Corey Field was born in 1956 in Los Angeles.  He was trained as a composer at UC Santa Barbara (B.A.), Edinburgh University, Scotland (studies abroad), and the University of York, England (D. Phil.).  His early career included awards and commissions from organizations including The Arts Council of Great Britain, two BMI Student Composer Awards, residence at the Charles Ives Center, and premieres and performances worldwide including the Wigmore Hall London, BBC recordings and broadcasts, and commercial recordings.  Corey also was a music journalist and wrote articles on music for scholarly journals.   Upon returning to the United States from his budding career and studies in the UK, Corey entered the international classical music publishing business, ultimately becoming the Vice President of European American Music based in New York, the United States office of the leading European publishers Schott and Universal Edition.  Corey’s music business career led to him virtually stopping his work as a composer, though several small works were published by Helicon Music Corporation, Schott’s United States affiliate and are still available.  Beginning in the late 1990s, pursuing an in depth knowledge of copyright law and business, Corey attended law school while continuing to work in the music industry, which led to the third “phase” of his career in the arts, as a leading copyright and entertainment attorney, initially on the East Coast, now based in his home town Los Angeles.  As an attorney, Corey has his own boutique law firm and is an acknowledged expert in the field of entertainment law, and is the author of the best-selling practice guide and textbook “Entertainment Law Fundamentals and Practice” and a former adjunct Professor at USC Gould School of Law.
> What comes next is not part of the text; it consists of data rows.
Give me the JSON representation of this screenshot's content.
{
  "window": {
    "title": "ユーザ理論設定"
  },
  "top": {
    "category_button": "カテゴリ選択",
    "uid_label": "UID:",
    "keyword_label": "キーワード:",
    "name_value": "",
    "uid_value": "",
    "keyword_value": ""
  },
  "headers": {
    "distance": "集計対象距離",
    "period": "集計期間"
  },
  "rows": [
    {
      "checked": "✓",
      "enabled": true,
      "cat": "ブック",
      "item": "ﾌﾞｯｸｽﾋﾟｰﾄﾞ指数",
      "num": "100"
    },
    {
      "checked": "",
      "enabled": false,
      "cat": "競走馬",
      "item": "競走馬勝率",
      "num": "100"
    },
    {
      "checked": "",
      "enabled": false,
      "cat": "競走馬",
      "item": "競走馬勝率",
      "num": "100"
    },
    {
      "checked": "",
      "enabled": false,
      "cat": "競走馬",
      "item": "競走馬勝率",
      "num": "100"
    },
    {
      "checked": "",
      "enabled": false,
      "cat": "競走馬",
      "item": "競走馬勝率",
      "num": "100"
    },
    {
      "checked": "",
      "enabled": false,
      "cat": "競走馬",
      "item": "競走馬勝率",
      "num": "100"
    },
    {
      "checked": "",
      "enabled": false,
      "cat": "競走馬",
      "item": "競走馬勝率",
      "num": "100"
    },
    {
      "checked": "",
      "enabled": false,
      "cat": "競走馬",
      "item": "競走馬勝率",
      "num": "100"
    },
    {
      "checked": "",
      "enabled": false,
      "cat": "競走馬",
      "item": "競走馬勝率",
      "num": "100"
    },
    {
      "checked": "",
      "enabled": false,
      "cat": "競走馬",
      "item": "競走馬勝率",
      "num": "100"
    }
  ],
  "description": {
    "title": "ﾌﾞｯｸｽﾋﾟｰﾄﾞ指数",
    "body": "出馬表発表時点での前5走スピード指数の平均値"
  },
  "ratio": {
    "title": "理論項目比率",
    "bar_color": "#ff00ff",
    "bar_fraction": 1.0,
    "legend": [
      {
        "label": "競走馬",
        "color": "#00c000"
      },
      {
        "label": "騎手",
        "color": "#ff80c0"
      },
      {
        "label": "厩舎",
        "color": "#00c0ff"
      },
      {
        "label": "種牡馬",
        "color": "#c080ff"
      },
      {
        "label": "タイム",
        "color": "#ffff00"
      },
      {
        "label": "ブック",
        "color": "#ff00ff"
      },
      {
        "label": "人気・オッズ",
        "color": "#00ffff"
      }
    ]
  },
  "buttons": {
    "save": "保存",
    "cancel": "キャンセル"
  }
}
In about 2018, after decades of silence as a composer, Corey was moved to resume his composing in a new style for him, initially compelled by a long-brewing, perhaps even suppressed creative and emotional response to a very personal tragedy from earlier in his life, involving the passing of two of his three children, emotions that took decades to form into a meaningful lyrical musical representation of the beauty and poignancy in everyone’s lives.   This musical eruption took form initially in a flurry of compositional activity in large scale forms, including a choral symphony trilogy (“Shakespeare Symphony,” “Hymn Symphony,” “Dreams Symphony”) in which inspiring poetry and texts ranging from Shakespeare, to Blake, to Poe, to Yeats and James Joyce, and others, and the Bible, served as the inspiration.   His newly found “voice” which is very melodic, “mid century tonal” and approachable found further expression in an outpouring of large scale lyrical and dramatic orchestral and vocal works that are published by First Leaf Music LLC (www.firstleafmusic.com) and are being gradually recorded and released on the First Leaf Music record label, available from all leading streaming services.   Like Alexander Borodin, a famous chemist and scientific author by profession who was also a composer; and Charles Ives, an insurance executive who was also a composer pursuing his own path, Corey’s livelihood is not as a full time composer or teacher, but as a lawyer in the arts (including in the world of classical music).    Highlights of his prolific return to composing since 2018 are four symphonies (including a choral symphony trilogy); “Three Places in Los Angeles” for orchestra with works evoking his beloved home town including “Mulholland Drive,” “The Lake at Franklin Canyon,” and “Laurel Canyon;” “The Trial of Benjamin Britten” a dramatic song cycle in nine scenes for tenor, horn, and strings; “Alone With You” for solo piano; “The Eye of Heaven” for SATB chorus, and other works.  Future projects as of this writing include plans for a string quartet and song cycle.